Prior to his years at Georgetown, he was Associate Director of the U.S. Bishops’ Secretariat for Ecumenical and Interreligious Affairs for over 16 years, and served as Interim Director for one year. For 17 years, he was a consultor to the Vatican’s Dicastery for Interreligious Dialogue. In these positions for the past 38 years, he has developed projects emphasizing how dialogue is at the heart of Catholic identity, one of the key emphases of the Second Vatican Council, and has sponsored, staffed, and participated in numerous ecumenical, interreligious, and multireligious dialogues and projects. He has authored and edited six books and 250 articles and chapters on various topics in theology, religious studies, ecumenical and interreligious relations.

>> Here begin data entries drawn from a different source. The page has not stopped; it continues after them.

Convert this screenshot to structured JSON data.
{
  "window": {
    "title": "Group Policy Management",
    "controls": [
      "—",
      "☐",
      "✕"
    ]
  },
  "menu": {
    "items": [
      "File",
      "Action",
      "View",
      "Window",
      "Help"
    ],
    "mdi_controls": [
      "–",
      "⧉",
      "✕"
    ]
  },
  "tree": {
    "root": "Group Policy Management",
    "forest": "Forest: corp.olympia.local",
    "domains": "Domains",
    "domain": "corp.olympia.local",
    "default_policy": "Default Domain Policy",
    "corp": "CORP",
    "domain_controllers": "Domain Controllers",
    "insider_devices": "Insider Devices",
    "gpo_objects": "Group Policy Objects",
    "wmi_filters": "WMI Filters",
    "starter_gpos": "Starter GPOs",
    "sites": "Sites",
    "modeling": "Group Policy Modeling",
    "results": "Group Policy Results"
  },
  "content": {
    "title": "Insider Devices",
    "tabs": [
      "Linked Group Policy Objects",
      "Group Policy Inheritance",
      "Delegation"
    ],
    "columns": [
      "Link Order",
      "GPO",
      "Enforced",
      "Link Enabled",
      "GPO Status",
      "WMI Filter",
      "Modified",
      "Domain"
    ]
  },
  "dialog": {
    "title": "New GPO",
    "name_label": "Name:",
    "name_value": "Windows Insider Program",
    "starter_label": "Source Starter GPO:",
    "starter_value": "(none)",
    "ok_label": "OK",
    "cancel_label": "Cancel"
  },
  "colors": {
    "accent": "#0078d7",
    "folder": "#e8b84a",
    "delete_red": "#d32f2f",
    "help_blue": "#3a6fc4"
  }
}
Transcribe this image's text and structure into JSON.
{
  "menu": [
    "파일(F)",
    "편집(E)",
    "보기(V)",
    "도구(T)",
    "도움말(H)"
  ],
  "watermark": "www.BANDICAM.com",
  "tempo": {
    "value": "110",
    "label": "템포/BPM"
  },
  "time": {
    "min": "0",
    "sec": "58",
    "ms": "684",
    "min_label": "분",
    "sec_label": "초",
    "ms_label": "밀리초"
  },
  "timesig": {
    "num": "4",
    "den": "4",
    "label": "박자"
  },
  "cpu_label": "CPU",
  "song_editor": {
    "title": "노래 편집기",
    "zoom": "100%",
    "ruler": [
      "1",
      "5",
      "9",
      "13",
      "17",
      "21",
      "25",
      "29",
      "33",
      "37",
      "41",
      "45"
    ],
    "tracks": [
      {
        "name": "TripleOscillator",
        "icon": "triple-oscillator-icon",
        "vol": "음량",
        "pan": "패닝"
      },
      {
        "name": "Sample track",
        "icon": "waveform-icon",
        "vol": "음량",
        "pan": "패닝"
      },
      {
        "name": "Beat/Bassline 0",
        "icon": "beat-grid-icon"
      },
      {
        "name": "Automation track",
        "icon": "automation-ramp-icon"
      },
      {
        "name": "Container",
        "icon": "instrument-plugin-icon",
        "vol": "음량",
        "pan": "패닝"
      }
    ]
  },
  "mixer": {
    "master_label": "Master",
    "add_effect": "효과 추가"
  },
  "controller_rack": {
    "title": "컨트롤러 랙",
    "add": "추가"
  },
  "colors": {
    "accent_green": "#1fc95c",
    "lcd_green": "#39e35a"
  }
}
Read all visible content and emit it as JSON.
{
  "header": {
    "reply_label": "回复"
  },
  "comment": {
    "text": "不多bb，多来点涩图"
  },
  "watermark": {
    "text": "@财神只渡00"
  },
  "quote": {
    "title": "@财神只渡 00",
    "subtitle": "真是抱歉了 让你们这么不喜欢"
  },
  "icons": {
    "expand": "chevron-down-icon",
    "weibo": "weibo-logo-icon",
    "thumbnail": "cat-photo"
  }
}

Regarding Nostra aetate and its legacy for interreligious dialogue, he has authored a number of articles, notably, “Interreligious Dialogue at Vatican II,” in the Oxford Handbook on Vatican II (2023); “Correcting the Nostra Aetate Legend: The Contested, Minimal, and Almost Failed Effort to Embrace a Tragedy and Amend Christian Attitudes Toward Jews, Muslims, and the Followers of Other Religions,” in Nostra Aetate, Non-Christian Religions and Interfaith Relations (2021); “Nostra Aetate: Origins, History, and Vatican II Context,” in The Future of Interreligious Dialogue: A Multireligious Conversation on Nostra Aetate (2017); “Fifty Years Ago at Vatican II: 1964—The Critical Year for Interreligious Dialogue,” in Origins: CNS Documentary Service (2014); and “Vatican II: Preparing the Catholic Church for Dialogue,” also in Origins (2012).
He graduated from St. Louis University in 1968 with a major in Philosophy and received his doctorate in Theology and the History of Religions from Fordham University in 1976, teaching full-time in his final years of studies, and then eleven years as Director of Religious Studies at the College of Mount St. Vincent, also in New York City. For some of these years, he served part-time as staff writer and assistant for the Ecumenical Commission of the Archdiocese of New York and one year part-time as Secretary General of the USA chapter of Religions for Peace.